Setelah acara makan selesai, Albi memutuskan untuk segera pulang. Bukan karena apa, tentu saja karena ia tidak bisa berlama-lama dengan Ara.

Albi terlalu takut jika harus terus berhubungan baik dengan orang lain, selain itu hidup menyendiri adalah satu hal yg membuat dirinya merasa aman.

"Albi woi." panggil Ara dengan mengibas-ngibaskan tangannya di depan wajah Albi.

"Hm"

"Ngelamun aja lu kerasukan ya? apa lupa gak bawa dompet?" cerocos Ara.

"Kenapa?"

"Pesen minum lagi boleh ya?"

"Gak."

"Ih pelit banget."

"Pulang."

"Baru juga jam 9, lemah banget." sinisnya.

"Kantongin."

"Gila, lo kira ini kantin sekolah."

"Terus?"

"Mau upload di ig ih, gak estetik banget masa di kantongin!!" ucap Ara dengan cemberut.

"3 menit."

"GAUSAH GAJADI!" teriak Ara yg langsung jadi bahan tontonan pengunjung lain "Aduh maaf udah bkin gaduh hehe, ini nih kaka saya masa mau ikut nganter ke toilet." lanjutnya kemudian.

"..."

🎃

Di perjalanan pulang, tak henti-hentinya Ara menyindir Albi karena dirasa terlalu pelit bahkan hanya sekedar menambah satu minuman saja.
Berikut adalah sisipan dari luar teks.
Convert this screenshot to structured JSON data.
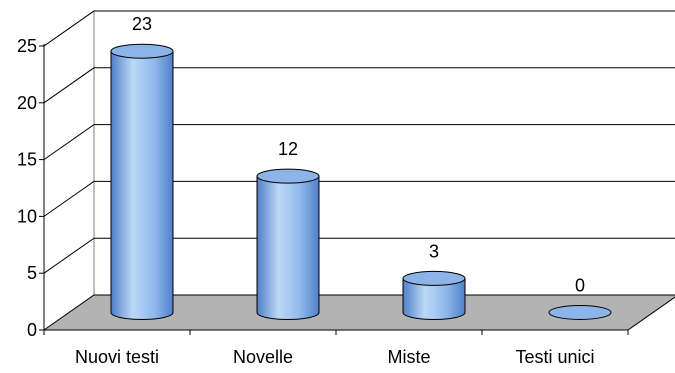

Memaki dalam hati pun sudah tak terlewatkan lagi. Gagal sudah rencana nya untuk membuat feed instagram nya aestetik. Lagi pula, kapan lagi dia akan merasakan makan di tempat mewah seperti tadi. Sekalipun diajak jalan oleh bundanya sudah pasti ia hanya di bawa ke warteg.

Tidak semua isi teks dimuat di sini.